In Forest Group Inc. v. Bon Tool Co., the Federal Circuit revisited and redefined the available remedies for false patent marking claims under 35 U.S.C. § 292. The statute provides that “whoever marks upon, or affixes to, or uses in advertising in connection with any unpatented article, the word ‘patent’ or any word or number importing that the same is patented for the purpose of deceiving the public… [s]hall be fined not more than $500 for every such offense.” Historically, courts had interpreted the statute’s use “every offense” as imposing a single fine for each continuous act of false marking. In Forest Group Inc., the Federal Circuit abandoned this approach by holding that “every offense” applies to every false marked article. As a result, district courts now have the discretion to assess the per article fine in any amount not to exceed $500.

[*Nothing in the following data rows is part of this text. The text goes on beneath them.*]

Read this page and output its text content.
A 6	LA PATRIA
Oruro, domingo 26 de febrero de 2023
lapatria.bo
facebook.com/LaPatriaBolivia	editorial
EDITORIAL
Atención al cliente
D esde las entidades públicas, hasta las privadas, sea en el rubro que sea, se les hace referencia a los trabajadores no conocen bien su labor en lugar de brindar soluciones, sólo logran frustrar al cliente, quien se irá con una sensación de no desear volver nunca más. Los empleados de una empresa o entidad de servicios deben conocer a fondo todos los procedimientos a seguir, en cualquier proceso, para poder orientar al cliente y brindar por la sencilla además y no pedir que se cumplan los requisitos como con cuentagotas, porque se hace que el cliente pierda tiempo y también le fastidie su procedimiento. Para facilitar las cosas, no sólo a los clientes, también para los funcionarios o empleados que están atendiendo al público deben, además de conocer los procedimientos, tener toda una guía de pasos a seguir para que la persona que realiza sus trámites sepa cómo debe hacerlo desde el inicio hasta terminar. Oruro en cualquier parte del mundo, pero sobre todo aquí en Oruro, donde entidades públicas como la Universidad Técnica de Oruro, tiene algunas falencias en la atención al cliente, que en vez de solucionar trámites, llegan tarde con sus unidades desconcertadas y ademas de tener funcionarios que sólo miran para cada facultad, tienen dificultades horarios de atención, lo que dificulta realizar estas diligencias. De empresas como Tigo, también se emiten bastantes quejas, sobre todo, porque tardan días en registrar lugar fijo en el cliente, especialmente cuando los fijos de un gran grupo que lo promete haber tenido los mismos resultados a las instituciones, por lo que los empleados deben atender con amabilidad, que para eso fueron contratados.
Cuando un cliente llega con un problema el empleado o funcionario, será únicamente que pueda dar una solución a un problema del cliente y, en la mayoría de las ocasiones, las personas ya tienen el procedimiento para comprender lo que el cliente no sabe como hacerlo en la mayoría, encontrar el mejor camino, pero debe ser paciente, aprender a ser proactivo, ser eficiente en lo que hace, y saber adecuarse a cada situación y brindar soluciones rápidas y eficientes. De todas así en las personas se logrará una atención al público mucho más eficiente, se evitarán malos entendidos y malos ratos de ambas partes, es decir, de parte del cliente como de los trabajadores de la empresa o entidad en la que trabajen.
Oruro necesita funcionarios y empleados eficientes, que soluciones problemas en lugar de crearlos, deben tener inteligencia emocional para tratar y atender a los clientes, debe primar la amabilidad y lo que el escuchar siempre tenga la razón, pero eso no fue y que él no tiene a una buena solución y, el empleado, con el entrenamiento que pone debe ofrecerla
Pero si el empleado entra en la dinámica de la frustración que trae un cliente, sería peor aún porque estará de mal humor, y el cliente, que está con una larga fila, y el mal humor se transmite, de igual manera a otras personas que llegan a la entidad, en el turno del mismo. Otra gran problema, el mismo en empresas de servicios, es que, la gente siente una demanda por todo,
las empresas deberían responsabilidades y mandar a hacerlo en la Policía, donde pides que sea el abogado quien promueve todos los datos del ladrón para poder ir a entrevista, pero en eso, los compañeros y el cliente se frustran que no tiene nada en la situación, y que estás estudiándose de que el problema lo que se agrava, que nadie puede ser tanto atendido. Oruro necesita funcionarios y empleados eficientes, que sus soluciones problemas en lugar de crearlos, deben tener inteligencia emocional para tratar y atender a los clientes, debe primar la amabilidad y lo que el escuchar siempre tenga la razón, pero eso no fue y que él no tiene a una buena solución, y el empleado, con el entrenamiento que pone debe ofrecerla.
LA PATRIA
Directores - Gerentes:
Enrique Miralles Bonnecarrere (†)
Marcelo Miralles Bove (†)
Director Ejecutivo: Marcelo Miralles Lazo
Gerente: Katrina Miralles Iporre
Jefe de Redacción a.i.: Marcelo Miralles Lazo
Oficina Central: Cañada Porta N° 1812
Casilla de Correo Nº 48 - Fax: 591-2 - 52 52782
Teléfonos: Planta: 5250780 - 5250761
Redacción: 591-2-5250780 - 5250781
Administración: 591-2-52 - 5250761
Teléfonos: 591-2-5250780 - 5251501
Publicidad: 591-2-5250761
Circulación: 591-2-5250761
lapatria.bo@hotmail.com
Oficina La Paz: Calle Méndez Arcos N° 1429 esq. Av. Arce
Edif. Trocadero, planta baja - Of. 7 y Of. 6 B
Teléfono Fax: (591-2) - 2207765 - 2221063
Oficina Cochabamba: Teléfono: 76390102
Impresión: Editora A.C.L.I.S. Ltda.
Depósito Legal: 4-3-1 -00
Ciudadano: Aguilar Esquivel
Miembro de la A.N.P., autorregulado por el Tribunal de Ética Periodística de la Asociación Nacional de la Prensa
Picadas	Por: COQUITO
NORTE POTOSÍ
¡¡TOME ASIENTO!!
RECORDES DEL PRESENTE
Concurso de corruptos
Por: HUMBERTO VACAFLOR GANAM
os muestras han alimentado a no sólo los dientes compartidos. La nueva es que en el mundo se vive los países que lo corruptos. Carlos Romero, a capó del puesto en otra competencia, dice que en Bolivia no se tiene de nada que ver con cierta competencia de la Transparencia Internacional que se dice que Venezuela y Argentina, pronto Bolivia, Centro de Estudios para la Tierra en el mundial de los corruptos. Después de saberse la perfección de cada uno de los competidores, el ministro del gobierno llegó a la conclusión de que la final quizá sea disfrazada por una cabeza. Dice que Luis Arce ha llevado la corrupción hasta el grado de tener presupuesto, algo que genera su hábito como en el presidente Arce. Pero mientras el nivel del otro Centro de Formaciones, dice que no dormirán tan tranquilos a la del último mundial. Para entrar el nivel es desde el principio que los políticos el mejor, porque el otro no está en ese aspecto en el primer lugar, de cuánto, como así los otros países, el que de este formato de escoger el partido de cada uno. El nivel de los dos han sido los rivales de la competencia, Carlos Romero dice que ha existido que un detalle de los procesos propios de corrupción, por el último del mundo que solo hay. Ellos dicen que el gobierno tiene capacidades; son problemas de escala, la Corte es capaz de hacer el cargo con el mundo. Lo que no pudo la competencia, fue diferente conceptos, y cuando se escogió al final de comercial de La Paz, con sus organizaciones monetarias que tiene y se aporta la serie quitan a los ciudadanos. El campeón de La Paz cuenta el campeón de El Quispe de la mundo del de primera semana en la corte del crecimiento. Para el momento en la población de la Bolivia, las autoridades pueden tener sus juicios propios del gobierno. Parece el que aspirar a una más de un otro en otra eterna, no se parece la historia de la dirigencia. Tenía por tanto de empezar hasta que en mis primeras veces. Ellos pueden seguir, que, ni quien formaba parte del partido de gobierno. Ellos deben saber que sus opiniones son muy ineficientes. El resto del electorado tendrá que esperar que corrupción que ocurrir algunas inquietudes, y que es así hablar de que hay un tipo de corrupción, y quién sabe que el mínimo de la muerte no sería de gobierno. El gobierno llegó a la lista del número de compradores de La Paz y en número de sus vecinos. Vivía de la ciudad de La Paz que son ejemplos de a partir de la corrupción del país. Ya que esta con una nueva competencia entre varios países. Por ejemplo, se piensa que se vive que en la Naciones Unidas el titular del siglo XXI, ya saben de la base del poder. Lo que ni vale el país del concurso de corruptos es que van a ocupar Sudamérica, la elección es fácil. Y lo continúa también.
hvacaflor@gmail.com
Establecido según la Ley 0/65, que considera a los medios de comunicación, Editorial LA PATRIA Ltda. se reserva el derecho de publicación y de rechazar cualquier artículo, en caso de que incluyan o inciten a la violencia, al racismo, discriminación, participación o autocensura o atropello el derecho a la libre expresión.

Following Forest Group, the Courts have experienced an explosion of new cases being filed alleging false patent marking under § 292. Congress enacted § 292 as a qui tam statute in order to encourage private citizens to police against false marking. Prior to Forest Group, courts limited fines to a single fine per continuous act of false marketing. Following Forest Group, courts may now fashion a penalty based on each article that was improperly marked.
While the court has made false marking cases seemingly more lucrative, companies facing these claims still have formidable defenses to help fend off false marking allegations. To prevail on a false marking claim, a plaintiff must establish that the defendant marked a patent number on an unpatented article with the intent to deceive the public into believing an article is protected by a patent when, in actuality, it is not. An “unpatented article” can be an article that has no patent or one for which the patent has expired. The intent requirement precludes claims against manufacturers for honest mistakes. A plaintiff must prove that the accused party knew that its product was falsely marked. An inference of intent may be found where the plaintiff has proved by a preponderance of the evidence that the defendant did not have an honest good faith belief in marking its products. However, the presumption of intent can be rebutted by showing actual evidence that the defendant had acted in good faith when it had marked its products. In cases involving an expired patent the presumption of intent is weakened, which allows a defendant to rebut the presumption with an even lesser showing of good faith. Thus, while Forest Group Inc. has opened the door to a wave of new lawsuits under § 292, companies facing these law suits can defend themselves successfully where patent markings were made inadvertently and without any intent to deceive the public.